Flavor Hits I Didn’t Miss, Part 1
I’m sure I didn’t pick out all the references in Innistrad, but here’s the ones I managed to pick out. I’m talking about specific references here, not just general tropes like “A Vampire Who Sucks Blood” or “A Dude Who Dies.”
Let’s start with one that everybody knows. I’m hipster enough to say that I was a Jonathan Coulton fan before he even wrote “Still Alive,” and I always liked this song. Even though Maro explicitly says that that song was the inspiration for the card, you could make the case that it draws from Chucky from the Child’s Play series. It’s a creepy doll that kills people, not just a creepy doll that looks at you creepily.
Another easy one, but a good one. This book is the Necronomicon, the Book of the Dead central to the H.P. Lovecraft mythos, and thanks to the wonders of public domain, 75% of all stories about zombies, ghosts, demons, and unearthly horrors written in the past century. Reading the book will unlock the magic of Hell and give you unthinkable power, but at the cost of your sanity.

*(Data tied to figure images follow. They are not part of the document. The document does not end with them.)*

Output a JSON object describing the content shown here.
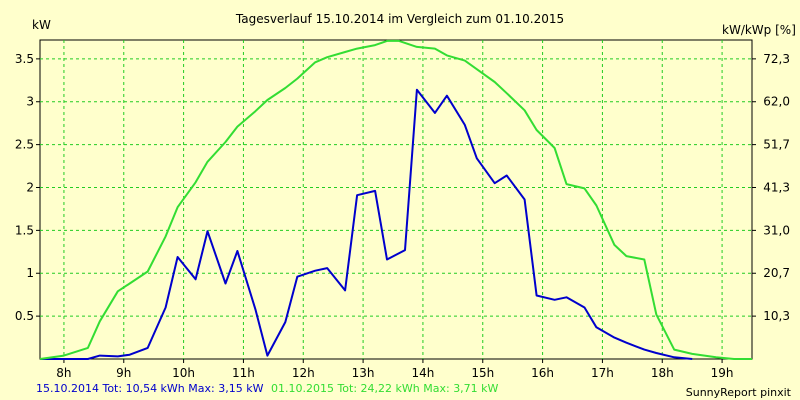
{
  "chart_data": {
    "type": "line",
    "title": "Tagesverlauf 15.10.2014 im Vergleich zum 01.10.2015",
    "ylabel_left": "kW",
    "ylabel_right": "kW/kWp [%]",
    "xlim": [
      7.6,
      19.5
    ],
    "ylim": [
      0,
      3.72
    ],
    "x_ticks": [
      {
        "value": 8,
        "label": "8h"
      },
      {
        "value": 9,
        "label": "9h"
      },
      {
        "value": 10,
        "label": "10h"
      },
      {
        "value": 11,
        "label": "11h"
      },
      {
        "value": 12,
        "label": "12h"
      },
      {
        "value": 13,
        "label": "13h"
      },
      {
        "value": 14,
        "label": "14h"
      },
      {
        "value": 15,
        "label": "15h"
      },
      {
        "value": 16,
        "label": "16h"
      },
      {
        "value": 17,
        "label": "17h"
      },
      {
        "value": 18,
        "label": "18h"
      },
      {
        "value": 19,
        "label": "19h"
      }
    ],
    "y_ticks_left": [
      {
        "value": 0.5,
        "label": "0.5"
      },
      {
        "value": 1,
        "label": "1"
      },
      {
        "value": 1.5,
        "label": "1.5"
      },
      {
        "value": 2,
        "label": "2"
      },
      {
        "value": 2.5,
        "label": "2.5"
      },
      {
        "value": 3,
        "label": "3"
      },
      {
        "value": 3.5,
        "label": "3.5"
      }
    ],
    "y_ticks_right": [
      {
        "value": 0.5,
        "label": "10,3"
      },
      {
        "value": 1,
        "label": "20,7"
      },
      {
        "value": 1.5,
        "label": "31,0"
      },
      {
        "value": 2,
        "label": "41,3"
      },
      {
        "value": 2.5,
        "label": "51,7"
      },
      {
        "value": 3,
        "label": "62,0"
      },
      {
        "value": 3.5,
        "label": "72,3"
      }
    ],
    "grid": true,
    "series": [
      {
        "color": "#0000cc",
        "x": [
          7.6,
          8.4,
          8.6,
          8.9,
          9.1,
          9.4,
          9.7,
          9.9,
          10.2,
          10.4,
          10.7,
          10.9,
          11.2,
          11.4,
          11.7,
          11.9,
          12.2,
          12.4,
          12.7,
          12.9,
          13.2,
          13.4,
          13.7,
          13.9,
          14.2,
          14.4,
          14.7,
          14.9,
          15.2,
          15.4,
          15.7,
          15.9,
          16.2,
          16.4,
          16.7,
          16.9,
          17.2,
          17.4,
          17.7,
          17.9,
          18.2,
          18.5
        ],
        "y": [
          0,
          0,
          0.04,
          0.03,
          0.05,
          0.13,
          0.6,
          1.19,
          0.93,
          1.49,
          0.88,
          1.26,
          0.58,
          0.04,
          0.43,
          0.96,
          1.03,
          1.06,
          0.8,
          1.91,
          1.96,
          1.16,
          1.27,
          3.14,
          2.87,
          3.07,
          2.73,
          2.34,
          2.05,
          2.14,
          1.86,
          0.74,
          0.69,
          0.72,
          0.6,
          0.37,
          0.25,
          0.19,
          0.11,
          0.07,
          0.02,
          0
        ]
      },
      {
        "color": "#33dd33",
        "x": [
          7.6,
          8.0,
          8.4,
          8.6,
          8.9,
          9.1,
          9.4,
          9.7,
          9.9,
          10.2,
          10.4,
          10.7,
          10.9,
          11.2,
          11.4,
          11.7,
          11.9,
          12.2,
          12.4,
          12.7,
          12.9,
          13.2,
          13.4,
          13.6,
          13.9,
          14.2,
          14.4,
          14.7,
          14.9,
          15.2,
          15.4,
          15.7,
          15.9,
          16.2,
          16.4,
          16.7,
          16.9,
          17.2,
          17.4,
          17.7,
          17.9,
          18.2,
          18.5,
          18.9,
          19.2,
          19.5
        ],
        "y": [
          0,
          0.04,
          0.13,
          0.44,
          0.79,
          0.88,
          1.02,
          1.43,
          1.77,
          2.06,
          2.3,
          2.53,
          2.71,
          2.89,
          3.02,
          3.16,
          3.27,
          3.46,
          3.52,
          3.58,
          3.62,
          3.66,
          3.71,
          3.71,
          3.64,
          3.62,
          3.54,
          3.48,
          3.38,
          3.23,
          3.1,
          2.9,
          2.67,
          2.46,
          2.04,
          1.99,
          1.79,
          1.33,
          1.2,
          1.16,
          0.52,
          0.11,
          0.06,
          0.02,
          0,
          0
        ]
      }
    ]
  },
  "footer": {
    "series1_text": "15.10.2014 Tot: 10,54 kWh Max: 3,15 kW",
    "series2_text": "01.10.2015 Tot: 24,22 kWh Max: 3,71 kW",
    "credit": "SunnyReport pinxit",
    "series1_color": "#0000cc",
    "series2_color": "#33dd33"
  }
}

I also want to mention here an important aspect of Magic flavor that gets lost on a lot of people. The cards in your hand and deck represent your memories and your mind in the planeswalker’s duel that a game of Magic represents. Drawing cards represents learning secrets or thinking of new things, while discarding cards and milling your library represents amnesia, mental trauma, and the descent into madness. You lose the game when you can’t draw from your empty library, not because you died in the duel, but because all of your thoughts and memories have been erased and you are just a mindless husk incapable of fighting on.